I'm thinking , 10 acres in the woods,. Driveway 1/2 mile long... At night can't hear a car with loud exhaust,. Or a teenager with the thump-thump music for morons blearing....


----------



## LA Copper (Feb 11, 2005)

USM C-4 said:


> I'd sorta like a Norman Rockwell kinda place... a victorian on Main Street where I can sit on the porch in my rocking chair and watch the July 4th parade go by... and walk to the corner coffee shop, or bar, or breakfast place, or whatever. That small town life wouldn't be bad.

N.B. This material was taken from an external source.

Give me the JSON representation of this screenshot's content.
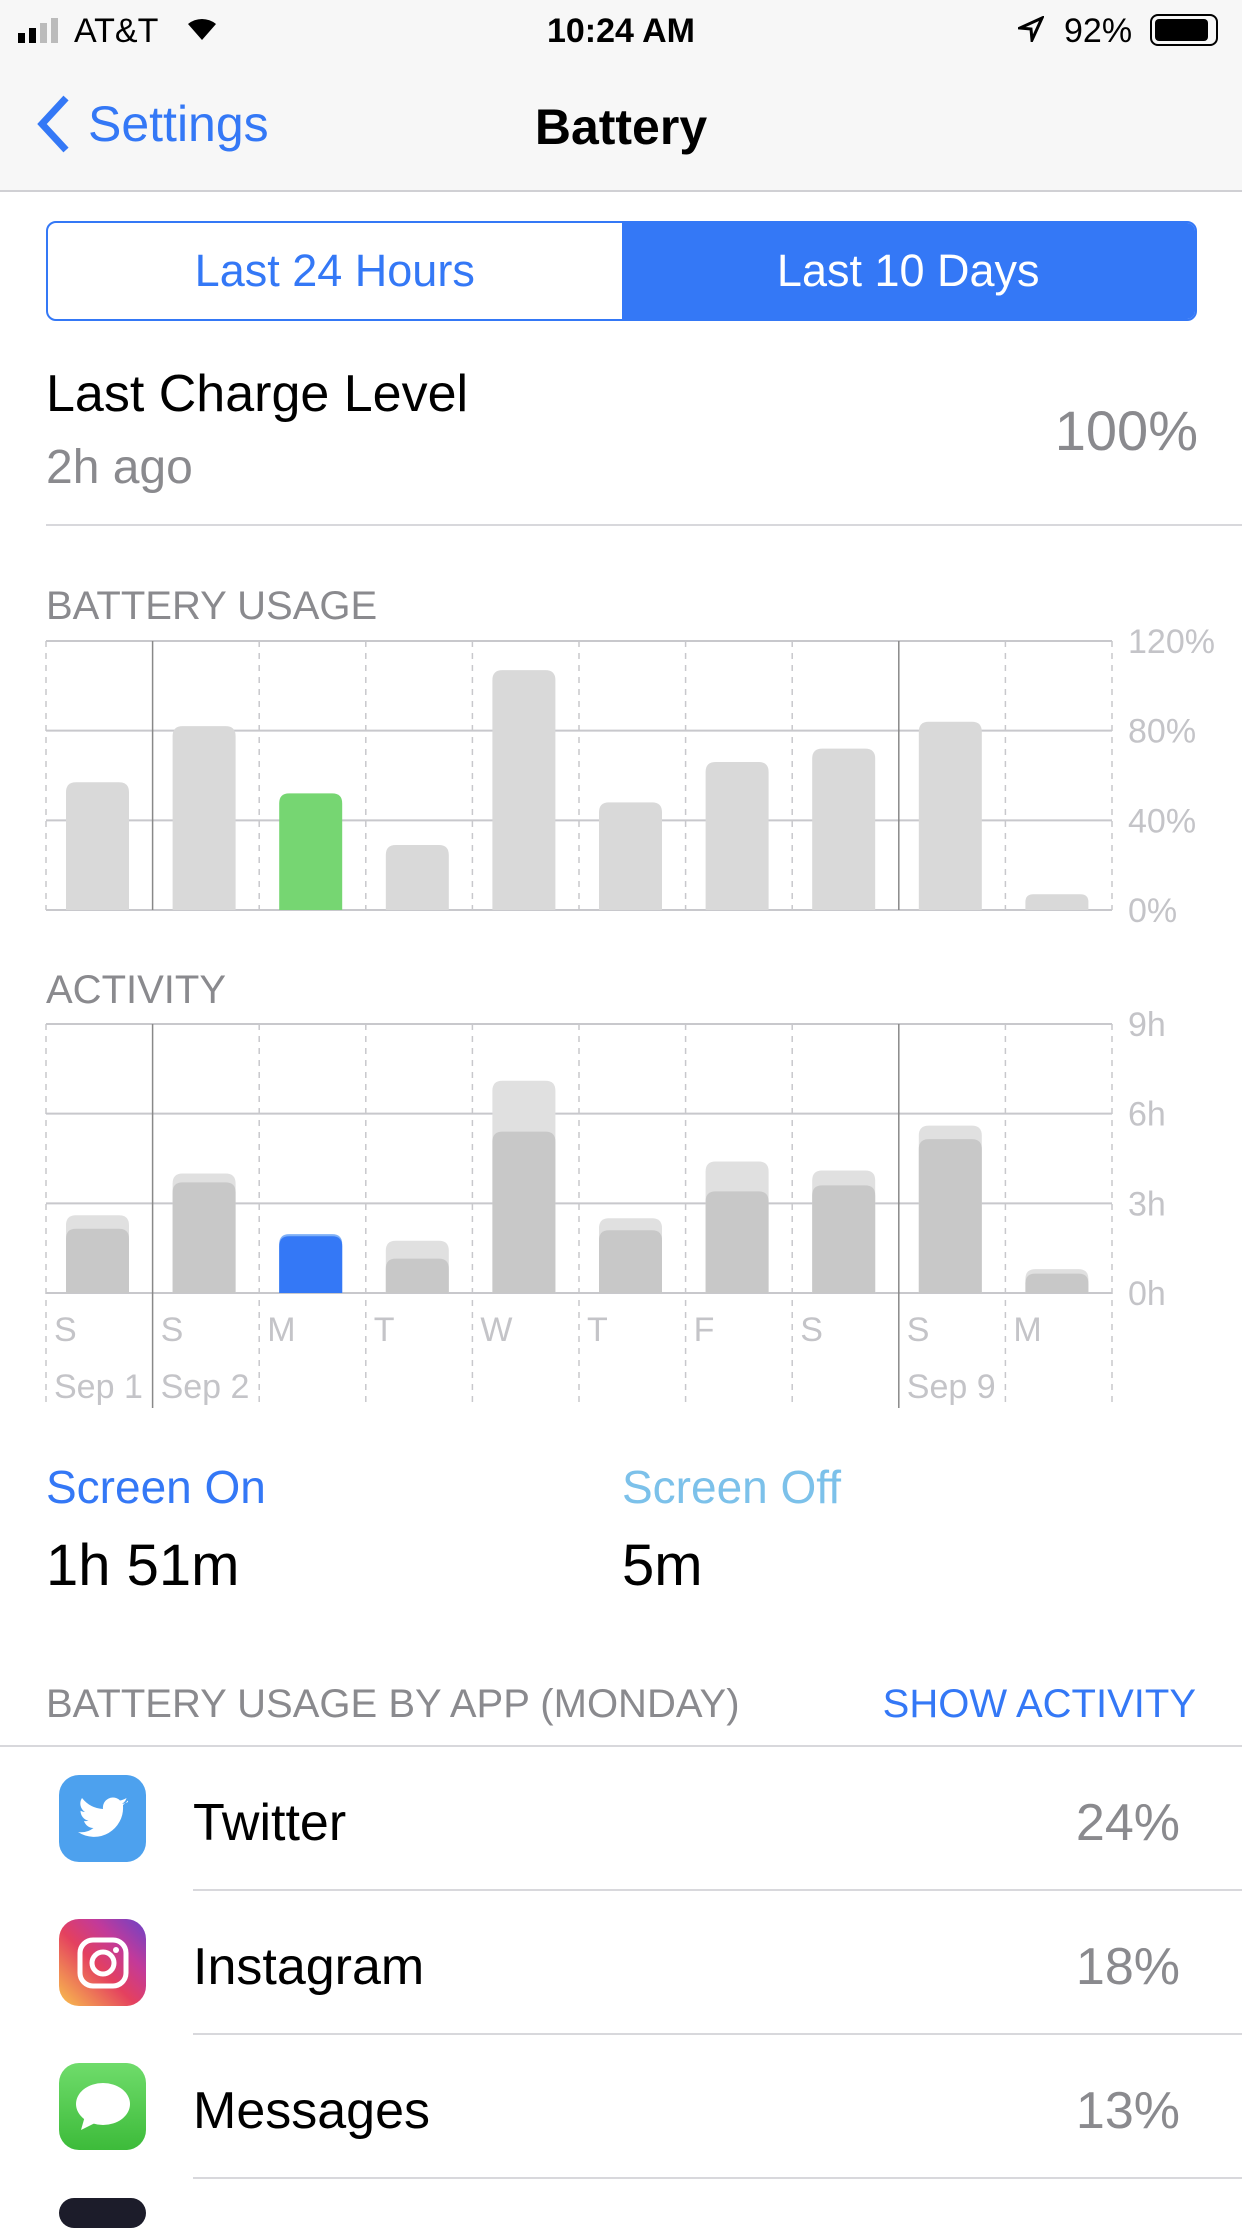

After almost 30 years working in the big city, I'm thinking of pretty much the same thing back there in New England. Although a movie theater and a golf course nearby would be nice too.


----------



## pahapoika (Nov 5, 2006)

Have thought about living out in the desert as well,








Now if I can just talk the wife into it


----------



## LA Copper (Feb 11, 2005)

pahapoika said:


> Have thought about living out in the desert as well,
> View attachment 9057
> 
> Now if I can just talk the wife into it


Pahp, having driven through the desert many times on the way to Las Vegas, I can tell you that you'd certainly have plenty of "open space" to yourself, that's for sure!

Is that picture from the movie Tremors?


----------



## Treehouse413 (Mar 7, 2016)

USM C-4 said:


> So, after a nice career with a SE Mass agency, in 2005 I moved to Mississippi, where I fell into a nice second career as a campus cop.
> 
> But, all good things come to an end.
> 
> ...


I've lived here all my life. There's some nice places to live but some have high taxes just have to your research.


----------



## pahapoika (Nov 5, 2006)

LA Copper said:


> Pahp, having driven through the desert many times on the way to Las Vegas, I can tell you that you'd certainly have plenty of "open space" to yourself, that's for sure!
> 
> Is that picture from the movie Tremors?


Yup  drove through there on the way home. Totally reminded me of that movie.


----------